I was watching the news last night and Peter Mansbridge was interviewing someone about the wedding between Prince William and Kate Middleton (now Catherine, Duchess of Cambridge).
He (the guy being interviewed, not Peter Mansbridge) was talking about how recently (paraphrase), "Canadians have generally become less attached to the Royal Family, but maybe the marriage will rekindle our interest. After all, they are a young, attractive couple and their story is romantic. It's about how a prince married a commoner..."
Then I had to change the channel, because the word "common" in reference to a human being offends me. Now, the person being interviewed did not say "Kate Middleton is a commoner". His use of the word was a similie, saying that William and Kate are like that fairytale story in which a prince marries a commoner.

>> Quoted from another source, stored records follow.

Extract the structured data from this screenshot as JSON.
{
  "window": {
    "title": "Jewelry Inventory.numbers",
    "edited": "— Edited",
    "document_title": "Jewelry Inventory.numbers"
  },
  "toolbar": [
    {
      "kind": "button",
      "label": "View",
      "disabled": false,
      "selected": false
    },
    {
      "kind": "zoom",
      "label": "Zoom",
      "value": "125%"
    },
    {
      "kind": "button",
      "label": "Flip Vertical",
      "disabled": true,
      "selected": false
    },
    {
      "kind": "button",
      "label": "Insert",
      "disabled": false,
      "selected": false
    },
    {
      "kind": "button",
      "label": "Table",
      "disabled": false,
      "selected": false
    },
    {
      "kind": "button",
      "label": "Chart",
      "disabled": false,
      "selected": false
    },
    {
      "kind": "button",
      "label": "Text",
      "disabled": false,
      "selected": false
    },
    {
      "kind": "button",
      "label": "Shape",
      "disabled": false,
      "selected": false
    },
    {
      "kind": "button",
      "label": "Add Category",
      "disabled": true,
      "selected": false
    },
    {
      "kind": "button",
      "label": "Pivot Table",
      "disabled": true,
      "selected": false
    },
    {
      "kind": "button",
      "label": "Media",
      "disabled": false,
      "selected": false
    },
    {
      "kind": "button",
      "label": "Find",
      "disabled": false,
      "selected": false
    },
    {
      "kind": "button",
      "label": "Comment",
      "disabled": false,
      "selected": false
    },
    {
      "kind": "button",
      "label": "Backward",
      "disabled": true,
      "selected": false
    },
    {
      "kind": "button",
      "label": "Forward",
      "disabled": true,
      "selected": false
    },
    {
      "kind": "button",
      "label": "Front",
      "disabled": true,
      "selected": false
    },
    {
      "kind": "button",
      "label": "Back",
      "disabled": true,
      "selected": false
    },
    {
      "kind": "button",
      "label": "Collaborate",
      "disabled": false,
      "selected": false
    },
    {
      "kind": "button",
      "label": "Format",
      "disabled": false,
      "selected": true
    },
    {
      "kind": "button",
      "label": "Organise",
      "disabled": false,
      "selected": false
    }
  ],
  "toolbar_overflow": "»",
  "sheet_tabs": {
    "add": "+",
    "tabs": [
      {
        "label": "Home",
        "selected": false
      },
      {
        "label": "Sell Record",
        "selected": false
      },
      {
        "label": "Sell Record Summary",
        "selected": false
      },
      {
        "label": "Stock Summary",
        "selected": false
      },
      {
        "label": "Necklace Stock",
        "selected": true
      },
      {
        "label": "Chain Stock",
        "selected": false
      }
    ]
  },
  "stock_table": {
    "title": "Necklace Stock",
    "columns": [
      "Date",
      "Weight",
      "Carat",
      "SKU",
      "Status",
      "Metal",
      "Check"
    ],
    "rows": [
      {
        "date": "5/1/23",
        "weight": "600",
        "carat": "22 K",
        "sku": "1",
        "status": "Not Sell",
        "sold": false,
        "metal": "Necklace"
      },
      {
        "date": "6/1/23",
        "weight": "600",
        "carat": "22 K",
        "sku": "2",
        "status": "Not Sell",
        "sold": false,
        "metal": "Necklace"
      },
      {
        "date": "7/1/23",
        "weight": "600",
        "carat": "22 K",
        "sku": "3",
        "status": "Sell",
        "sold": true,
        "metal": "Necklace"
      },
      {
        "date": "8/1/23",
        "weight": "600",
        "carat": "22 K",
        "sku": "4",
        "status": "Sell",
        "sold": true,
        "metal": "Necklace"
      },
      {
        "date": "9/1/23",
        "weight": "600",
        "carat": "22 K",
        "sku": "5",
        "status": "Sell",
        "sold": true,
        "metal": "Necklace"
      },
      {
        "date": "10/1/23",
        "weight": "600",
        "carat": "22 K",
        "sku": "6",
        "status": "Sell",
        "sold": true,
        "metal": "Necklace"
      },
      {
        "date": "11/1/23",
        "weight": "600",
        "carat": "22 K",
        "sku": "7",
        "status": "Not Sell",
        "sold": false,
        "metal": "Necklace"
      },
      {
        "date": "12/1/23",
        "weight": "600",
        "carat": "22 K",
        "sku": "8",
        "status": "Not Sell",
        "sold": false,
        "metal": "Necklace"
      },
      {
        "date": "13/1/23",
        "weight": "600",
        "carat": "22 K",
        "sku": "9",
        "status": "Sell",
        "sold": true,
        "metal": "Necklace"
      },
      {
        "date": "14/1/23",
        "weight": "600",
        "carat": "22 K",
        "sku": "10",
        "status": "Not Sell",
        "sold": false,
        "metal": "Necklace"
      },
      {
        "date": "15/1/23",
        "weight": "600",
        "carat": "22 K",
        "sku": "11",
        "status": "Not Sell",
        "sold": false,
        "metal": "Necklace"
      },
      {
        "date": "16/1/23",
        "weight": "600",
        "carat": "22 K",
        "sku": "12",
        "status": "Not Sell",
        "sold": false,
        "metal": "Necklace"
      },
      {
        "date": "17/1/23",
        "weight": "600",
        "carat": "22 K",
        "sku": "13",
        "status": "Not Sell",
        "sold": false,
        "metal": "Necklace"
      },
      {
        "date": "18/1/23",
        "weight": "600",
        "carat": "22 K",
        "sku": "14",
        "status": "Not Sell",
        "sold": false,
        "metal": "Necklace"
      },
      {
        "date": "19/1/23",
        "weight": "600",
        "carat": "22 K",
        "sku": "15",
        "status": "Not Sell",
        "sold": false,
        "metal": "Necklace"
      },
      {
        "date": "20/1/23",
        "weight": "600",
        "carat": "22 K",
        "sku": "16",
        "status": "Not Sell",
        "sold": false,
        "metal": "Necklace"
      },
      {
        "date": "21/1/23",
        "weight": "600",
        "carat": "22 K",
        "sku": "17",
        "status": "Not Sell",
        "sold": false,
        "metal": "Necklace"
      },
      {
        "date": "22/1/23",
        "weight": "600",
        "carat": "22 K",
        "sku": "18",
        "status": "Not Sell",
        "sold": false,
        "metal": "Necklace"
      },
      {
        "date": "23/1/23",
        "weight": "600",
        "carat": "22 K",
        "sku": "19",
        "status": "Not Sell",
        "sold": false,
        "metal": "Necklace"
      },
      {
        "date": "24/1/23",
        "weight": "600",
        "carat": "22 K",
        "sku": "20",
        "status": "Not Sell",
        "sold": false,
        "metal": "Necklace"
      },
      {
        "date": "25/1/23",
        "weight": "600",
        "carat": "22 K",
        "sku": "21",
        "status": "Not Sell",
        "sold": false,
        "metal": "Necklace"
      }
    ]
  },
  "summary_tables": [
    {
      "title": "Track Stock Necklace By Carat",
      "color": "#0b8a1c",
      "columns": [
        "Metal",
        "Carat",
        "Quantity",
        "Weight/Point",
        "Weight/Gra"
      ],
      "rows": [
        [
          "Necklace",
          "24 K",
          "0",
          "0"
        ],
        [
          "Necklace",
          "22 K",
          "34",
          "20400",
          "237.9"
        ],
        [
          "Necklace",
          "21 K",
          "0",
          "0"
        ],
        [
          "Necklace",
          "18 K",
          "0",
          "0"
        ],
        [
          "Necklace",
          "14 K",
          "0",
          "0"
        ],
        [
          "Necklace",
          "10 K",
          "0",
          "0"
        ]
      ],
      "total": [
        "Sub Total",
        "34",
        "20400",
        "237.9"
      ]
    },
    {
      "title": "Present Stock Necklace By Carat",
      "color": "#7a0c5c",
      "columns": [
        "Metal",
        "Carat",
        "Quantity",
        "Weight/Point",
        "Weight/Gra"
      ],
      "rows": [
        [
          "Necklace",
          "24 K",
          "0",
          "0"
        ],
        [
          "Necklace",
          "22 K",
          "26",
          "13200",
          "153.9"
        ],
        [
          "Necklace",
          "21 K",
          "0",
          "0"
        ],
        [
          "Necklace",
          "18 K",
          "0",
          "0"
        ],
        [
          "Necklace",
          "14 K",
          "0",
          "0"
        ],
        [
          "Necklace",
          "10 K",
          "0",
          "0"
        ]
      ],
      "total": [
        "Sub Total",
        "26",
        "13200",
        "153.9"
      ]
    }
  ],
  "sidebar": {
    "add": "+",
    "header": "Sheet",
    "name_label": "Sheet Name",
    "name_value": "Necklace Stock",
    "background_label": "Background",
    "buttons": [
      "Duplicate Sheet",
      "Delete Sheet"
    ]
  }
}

But isn't this a rude term anyway? I can't think of a single appropriate use of the word outside old books. It sounds totally classist to me, and not at all relevant to 2011.
Because come on! They met at university. They are normal people with jobs. Yes, William is a prince but that doesn't imbue someone with more worthiness as a person (and he doesn't seem to think so either).
Implying (for the similie did imply) that Catherine is a commoner implies that she wasn't as good as him until she married him and became a Duchess.
This word is very loaded to me.
So Ehellions, is "that person is common" and/or "he/she is a commoner" a rude phrase in your country? I am especially interested in its use in Britain and Canada.
For my own Canadian perspective, I have never heard a real live Canadian say it until Peter Mansbridge's interview. But I can see my totally anti-classist father doing his nut over the word. We have, happily, very little classism here which explains the phrase's absence (generally).
Edit: Views from other countries are interesting too and, of course, welcome.